Personal genomics and the nuances of communicating statistics
by phil on Saturday Jan 17, 2009 8:58 PM
limits of language
A friend of mine, Strange Loops, highlights some potential problems when everybody can get their DNA analyzed on the cheap. He cites an article by Steve Pinker who really does a great job describing some of the conceptual pickles that personal genomics gets us in:
[T]here is nothing like perusing your genetic data to drive home its limitations as a source of insight into yourself. What should I make of the nonsensical news that I am "probably light-skinned" but have a "twofold risk of baldness"? These diagnoses, of course, are simply peeled off the data in a study: 40 percent of men with the C version of the rs2180439 SNP are bald, compared with 80 percent of men with the T version, and I have the T. But something strange happens when you take a number representing the proportion of people in a sample and apply it to a single individual. The first use of the number is perfectly respectable as an input into a policy that will optimize the costs and benefits of treating a large similar group in a particular way. But the second use of the number is just plain weird. Anyone who knows me can confirm that I'm not 80 percent bald, or even 80 percent likely to be bald; I'm 100 percent likely not to be bald. The most charitable interpretation of the number when applied to me is, "If you knew nothing else about me, your subjective confidence that I am bald, on a scale of 0 to 10, should be 8." But that is a statement about your mental state, not my physical one. If you learned more clues about me (like seeing photographs of my father and grandfathers), that number would change, while not a hair on my head would be different. Some mathematicians say that "the probability of a single event" is a meaningless concept.

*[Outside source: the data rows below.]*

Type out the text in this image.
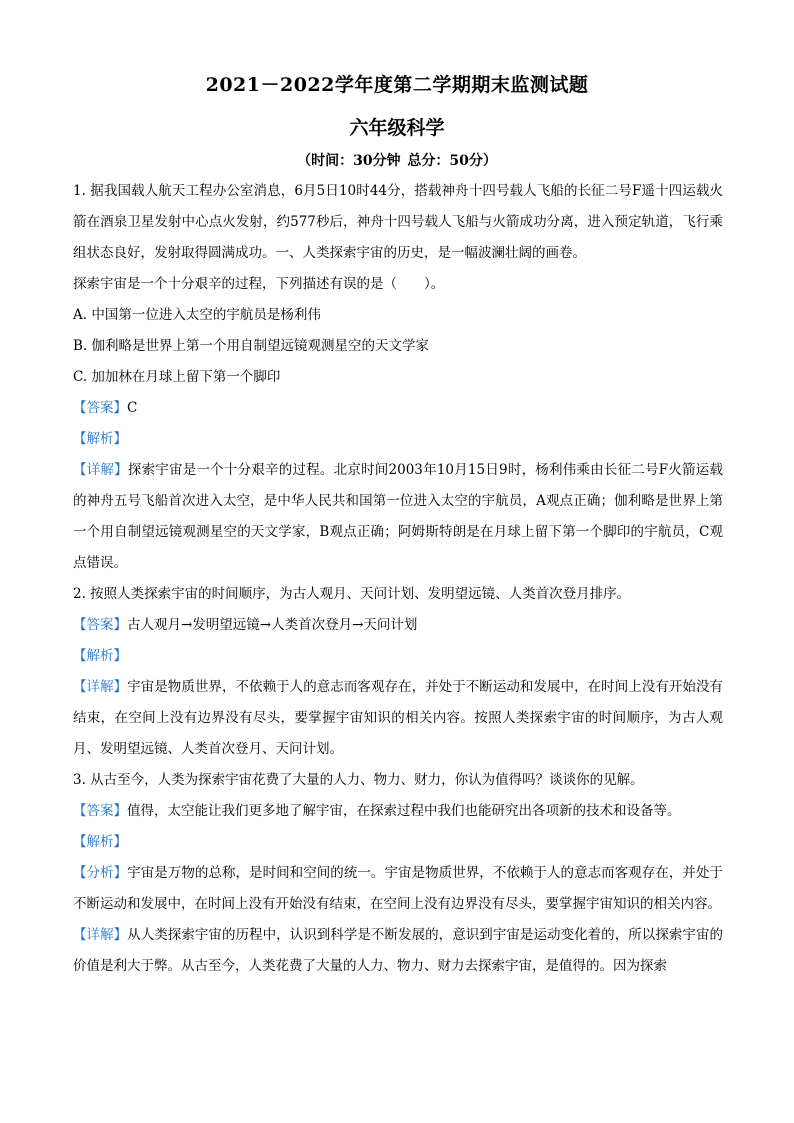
2021－2022学年度第二学期期末监测试题
六年级科学
（时间：30分钟 总分：50分）

1. 据我国载人航天工程办公室消息，6月5日10时44分，搭载神舟十四号载人飞船的长征二号F遥十四运载火箭在酒泉卫星发射中心点火发射，约577秒后，神舟十四号载人飞船与火箭成功分离，进入预定轨道，飞行乘组状态良好，发射取得圆满成功。一、人类探索宇宙的历史，是一幅波澜壮阔的画卷。

探索宇宙是一个十分艰辛的过程，下列描述有误的是（　　）。

A. 中国第一位进入太空的宇航员是杨利伟

B. 伽利略是世界上第一个用自制望远镜观测星空的天文学家

C. 加加林在月球上留下第一个脚印

【答案】C

【解析】

【详解】探索宇宙是一个十分艰辛的过程。北京时间2003年10月15日9时，杨利伟乘由长征二号F火箭运载的神舟五号飞船首次进入太空，是中华人民共和国第一位进入太空的宇航员，A观点正确；伽利略是世界上第一个用自制望远镜观测星空的天文学家，B观点正确；阿姆斯特朗是在月球上留下第一个脚印的宇航员，C观点错误。

2. 按照人类探索宇宙的时间顺序，为古人观月、天问计划、发明望远镜、人类首次登月排序。

【答案】古人观月→发明望远镜→人类首次登月→天问计划

【解析】

【详解】宇宙是物质世界，不依赖于人的意志而客观存在，并处于不断运动和发展中，在时间上没有开始没有结束，在空间上没有边界没有尽头，要掌握宇宙知识的相关内容。按照人类探索宇宙的时间顺序，为古人观月、发明望远镜、人类首次登月、天问计划。

3. 从古至今，人类为探索宇宙花费了大量的人力、物力、财力，你认为值得吗？谈谈你的见解。

【答案】值得，太空能让我们更多地了解宇宙，在探索过程中我们也能研究出各项新的技术和设备等。

【解析】

【分析】宇宙是万物的总称，是时间和空间的统一。宇宙是物质世界，不依赖于人的意志而客观存在，并处于不断运动和发展中，在时间上没有开始没有结束，在空间上没有边界没有尽头，要掌握宇宙知识的相关内容。

【详解】从人类探索宇宙的历程中，认识到科学是不断发展的，意识到宇宙是运动变化着的，所以探索宇宙的价值是利大于弊。从古至今，人类花费了大量的人力、物力、财力去探索宇宙，是值得的。因为探索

My hope is that we will get better at the discussing statistical data. I'm totally down with that last sentence. What the hell is a probability anyway? I enjoy watching Intrade Prediction Markets, where people bet actual money to predict things like elections. It turns out that futures markets are the most accurate at determining what will happen. But what the hell does it mean there's a 90% chance that Obama will win the election? Does that mean that 1 out of 10 times that the same exact scenario plays out, McCain will win? Does it mean we only feel 90% confident, based on the polling data, that he will win? When I see "90% chance Obama will win" to me, that simply means, "he's going to take it."
Half of the fun at looking at those futures markets is the mental exercise in trying to understand what a "75% chance that Slumdog Millionaire will win 'Best Picture'" means.
I think a solution for Pinker would be more nuanced language in the reports:
The two biggest pieces of news I got about my disease risks were a 12.6 percent chance of getting prostate cancer before I turn 80 compared with the average risk for white men of 17.8 percent, and a 26.8 percent chance of getting Type 2 diabetes compared with the average risk of 21.9 percent.
When those DNA reports come back, instead of saying "you have a 12.6% chance" it should say "we can say with a 95% certainty that you have between a 5% and a 22% chance, with the variation depending on lifestyle choices."
The most basic communication of statistics can come across as cold, reductionist, and fatalistic. But I think the vocabulary of statistics is wide enough for us to describe hopeful, free-will language. Whenever they publish averages, they should always publish standard deviations. And whenever they publish standard deviations, they should publish what tends to cause the deviation.
Strange Loops said on January 17, 2009 11:41 PM:
Good point about rephrasing stats. The same information can generally be put in the form of a confidence interval (an instead of a tighter p value for more conservative significance tests, you adjust the CI) and it might evoke more accurate representations in the mind of readers who lack statistical training.
Even in the primary lit articles, authors sometimes confuse data summarizing population trends as applying to predict an individual result (as opposed to predicting how an aggregate of novel individual results will average out). But it gets even worse the more diluted the reporting -- from science press release down to science reporting down to everyday media story down to pub conversation.
I admit to being sloppy in my phrasing of stats sometimes, but the more training I get, and the more I run tests on my own data, the more these things stand out to me. Anyway, thankfully Pinker is more engaging than I, and someone articulate out there is trying to clear things up for the genetics/behavior question.